Friday, June 4, 2010

U.S. gains 513,000 jobs in month; most are census temps

WASHINGTON (AP) - The nation's employers likely unleashed a wave of hiring last month, but it probably won't be repeated.

Most of the jobs expected to have been generated in May were for census workers hired on a temporary basis by the federal government. Such hiring is expected to have peaked in May and then begin tailing off in June.

By contrast, hiring by private employers—the backbone of the economy—may have slowed down a bit in May.

All told, the Labor Department's new employment snapshot released Friday morning is likely to be seen as further evidence that the job market is healing. Yet it's still years away from normal health and from recouping the millions of jobs wiped out by the recent recession.
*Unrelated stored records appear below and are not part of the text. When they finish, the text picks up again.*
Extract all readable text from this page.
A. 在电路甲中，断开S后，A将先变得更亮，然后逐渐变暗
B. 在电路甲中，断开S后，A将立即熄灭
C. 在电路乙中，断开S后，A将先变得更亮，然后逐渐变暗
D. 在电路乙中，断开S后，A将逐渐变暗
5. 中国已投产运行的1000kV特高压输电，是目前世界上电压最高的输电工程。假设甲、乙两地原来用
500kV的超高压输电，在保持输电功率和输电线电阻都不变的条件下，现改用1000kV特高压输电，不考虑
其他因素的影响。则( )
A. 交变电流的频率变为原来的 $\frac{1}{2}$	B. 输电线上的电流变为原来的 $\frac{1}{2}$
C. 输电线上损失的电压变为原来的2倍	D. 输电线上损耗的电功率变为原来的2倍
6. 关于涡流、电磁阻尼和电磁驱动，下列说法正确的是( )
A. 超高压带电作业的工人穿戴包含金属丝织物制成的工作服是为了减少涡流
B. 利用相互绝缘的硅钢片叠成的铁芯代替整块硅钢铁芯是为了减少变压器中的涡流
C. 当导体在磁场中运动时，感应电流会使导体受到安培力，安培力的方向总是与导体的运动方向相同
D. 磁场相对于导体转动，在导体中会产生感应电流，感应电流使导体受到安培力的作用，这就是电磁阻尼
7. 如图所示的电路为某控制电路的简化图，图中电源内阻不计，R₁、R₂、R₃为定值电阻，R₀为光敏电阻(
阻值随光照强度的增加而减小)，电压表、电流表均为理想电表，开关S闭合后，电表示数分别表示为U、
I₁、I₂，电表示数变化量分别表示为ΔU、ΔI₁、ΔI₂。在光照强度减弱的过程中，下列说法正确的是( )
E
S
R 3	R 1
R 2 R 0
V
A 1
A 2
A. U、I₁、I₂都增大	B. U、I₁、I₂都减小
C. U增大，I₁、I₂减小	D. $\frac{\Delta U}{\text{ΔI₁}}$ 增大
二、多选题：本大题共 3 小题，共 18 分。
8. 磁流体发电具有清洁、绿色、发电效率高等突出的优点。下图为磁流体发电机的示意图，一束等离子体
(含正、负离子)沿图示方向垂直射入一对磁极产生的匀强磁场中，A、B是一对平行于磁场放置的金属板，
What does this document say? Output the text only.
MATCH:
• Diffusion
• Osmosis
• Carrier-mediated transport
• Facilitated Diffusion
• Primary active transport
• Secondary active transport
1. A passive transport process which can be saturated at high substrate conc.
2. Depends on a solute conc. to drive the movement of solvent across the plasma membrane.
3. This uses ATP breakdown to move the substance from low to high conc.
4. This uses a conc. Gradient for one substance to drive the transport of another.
Employers eliminated 7.8 million jobs from the start of the recession in December 2007 through April. To fill that hole and keep up with a growing work force, the economy would need to create a net 14.3 million jobs, said Mark Zandi, chief economist at Moody's Analytics. He doesn't see that happening until early 2015.

"The gap is likely to close only gradually," said Dennis Lockhart, president of the Federal Reserve Bank of Atlanta.

The United States probably added a net total of 513,000 jobs last month, economists predict. That would be an improvement from the 290,000 jobs added in April, the most in four years. And May's figure would mark the biggest monthly gain in payrolls since more than 1 million jobs were generated in September 1983, when the country was recovering from a severe recession.

But a huge chunk of May's net job gains—perhaps 300,000 to 400,000—could come from the government's hiring of temporary census workers.